Dr. Khoury said teaching has been a gratifying career.
“When you see that the students’ lives are moving forward and their dreams are being fulfilled, you feel that you’re part of that journey. I think that is extremely rewarding to be part of someone else’s journey toward success, toward independence, toward freedom,” he said.
He strives to create a positive classroom climate where students feel comfortable asking him questions. He believes curiosity should be encouraged and embraced.
“That’s what learning is about,” Dr. Khoury said. “You meet other people, and you want to know more about their lives, their culture, their past. We should reward asking questions by providing answers to the best of our ability.”
Sharing his story
Wishing to write a book about his life, Dr. Khoury took a sabbatical from Mercer about five years ago. The research aspect was much more demanding than he anticipated, but he didn’t let that stop him.
“I wanted to share a story. I think each one of us has a story in life, and I think each one of us can write our autobiography and memoir for others to read,” he said. “The more we read about each other, I think the better our chances for a better future. We’re all truly equal in this world.”
Giving Up Is Not An Option, which is sold by Amazon and Barnes & Noble, touches on many different dimensions, including politics, disability, marriage, family and hopes for the future. The book delves into the conflict in the Middle East, and Dr. Khoury hopes his readers gain a better understanding of the complexities of the situation. It’s a topic he often speaks about in the community, most recently during a breakfast meeting at Trinity Presbyterian Church in Atlanta in December.
“I’m very eager to see in my lifetime peace prevail in the Middle East. I don’t know if that’s going to happen or not. Things are getting worse now,” he said. “I want to give people a chance to look at the conflict in the Middle East, the lives of Palestinian people under occupation, and what that means not only for the occupied but also for the occupier.”

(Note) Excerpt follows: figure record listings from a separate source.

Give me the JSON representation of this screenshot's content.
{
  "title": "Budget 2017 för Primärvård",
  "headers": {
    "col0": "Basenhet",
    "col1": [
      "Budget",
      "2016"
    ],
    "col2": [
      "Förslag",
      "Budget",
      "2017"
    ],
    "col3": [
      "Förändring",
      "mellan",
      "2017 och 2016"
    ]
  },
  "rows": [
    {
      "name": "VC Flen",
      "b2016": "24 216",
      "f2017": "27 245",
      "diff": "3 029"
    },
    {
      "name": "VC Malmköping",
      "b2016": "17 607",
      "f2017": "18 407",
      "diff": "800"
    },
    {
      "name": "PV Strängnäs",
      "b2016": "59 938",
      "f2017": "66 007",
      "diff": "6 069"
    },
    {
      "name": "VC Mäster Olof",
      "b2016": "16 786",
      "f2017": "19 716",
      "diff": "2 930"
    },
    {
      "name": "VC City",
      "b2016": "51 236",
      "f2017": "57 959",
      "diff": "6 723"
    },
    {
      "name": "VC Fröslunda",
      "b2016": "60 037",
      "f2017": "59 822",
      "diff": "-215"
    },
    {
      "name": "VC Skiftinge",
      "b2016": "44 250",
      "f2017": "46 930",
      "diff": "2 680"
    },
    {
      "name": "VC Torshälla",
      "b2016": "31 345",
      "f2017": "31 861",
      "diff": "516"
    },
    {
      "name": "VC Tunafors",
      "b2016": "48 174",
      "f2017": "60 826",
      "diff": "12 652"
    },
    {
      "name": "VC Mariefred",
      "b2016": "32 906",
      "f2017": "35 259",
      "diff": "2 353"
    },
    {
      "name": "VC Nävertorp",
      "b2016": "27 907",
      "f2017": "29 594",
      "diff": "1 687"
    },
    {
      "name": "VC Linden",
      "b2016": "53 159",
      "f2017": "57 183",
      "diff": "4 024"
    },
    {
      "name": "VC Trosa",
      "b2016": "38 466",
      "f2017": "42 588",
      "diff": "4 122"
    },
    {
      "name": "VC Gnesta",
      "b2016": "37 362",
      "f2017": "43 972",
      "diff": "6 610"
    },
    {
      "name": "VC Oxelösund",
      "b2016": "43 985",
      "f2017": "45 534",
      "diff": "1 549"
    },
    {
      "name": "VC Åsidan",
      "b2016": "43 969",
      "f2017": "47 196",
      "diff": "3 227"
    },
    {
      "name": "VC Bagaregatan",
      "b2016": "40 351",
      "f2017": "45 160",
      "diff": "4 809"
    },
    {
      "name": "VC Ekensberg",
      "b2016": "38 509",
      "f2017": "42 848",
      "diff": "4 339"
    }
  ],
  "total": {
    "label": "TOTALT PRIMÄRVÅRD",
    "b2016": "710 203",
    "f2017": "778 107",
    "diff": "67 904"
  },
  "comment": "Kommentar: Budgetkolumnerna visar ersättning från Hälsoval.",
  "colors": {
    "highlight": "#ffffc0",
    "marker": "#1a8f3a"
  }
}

Through his book, Dr. Khoury also wanted to convey how good things can come from hardships and suffering and how important it is to take risks in life, both of which he has experienced firsthand.
“If you’re born with a disability and you feel that you’re different, there’s always a chance to improve the quality of your life,” he said. “My choice to leave (Palestine) was not an easy choice. I left behind family, friends and memories. But home is where your dreams also can become true. I really want people to know that humanity matters in this world. Sometimes we forget about what unites us, and we focus more on what separates us.”
Another recent endeavor by Dr. Khoury goes hand-in-hand with his book. In honor of his mother, he is creating the Laurice Khoury Foundation for the Support of Disabled Palestinian Students, which will provide financial support to students with disabilities at colleges across Palestine. He hopes to have 501(c)(3) nonprofit status completed this spring.
It is his goal to travel around the world promoting both his book and the foundation, which will help educate people about the situation in the Middle East as well as the plight of Palestinian students with disabilities.
Dr. Khoury said he enjoys doing speaking engagements, and he’s made a lot of connections through past travels. He gave four presentations about his book during the 15th Annual Convention for Palestine in the U.S. in Chicago in November and spoke at Georgia Southern University the month prior.
Dr. Khoury led a Mercer On Mission trip to Jordan in 2013, and he hopes to take more Mercer students to Middle Eastern countries in the future. The Middle East can be difficult to understand, and exposure, education and awareness throughout our communities is vital to finding solutions to the longstanding conflicts, he said.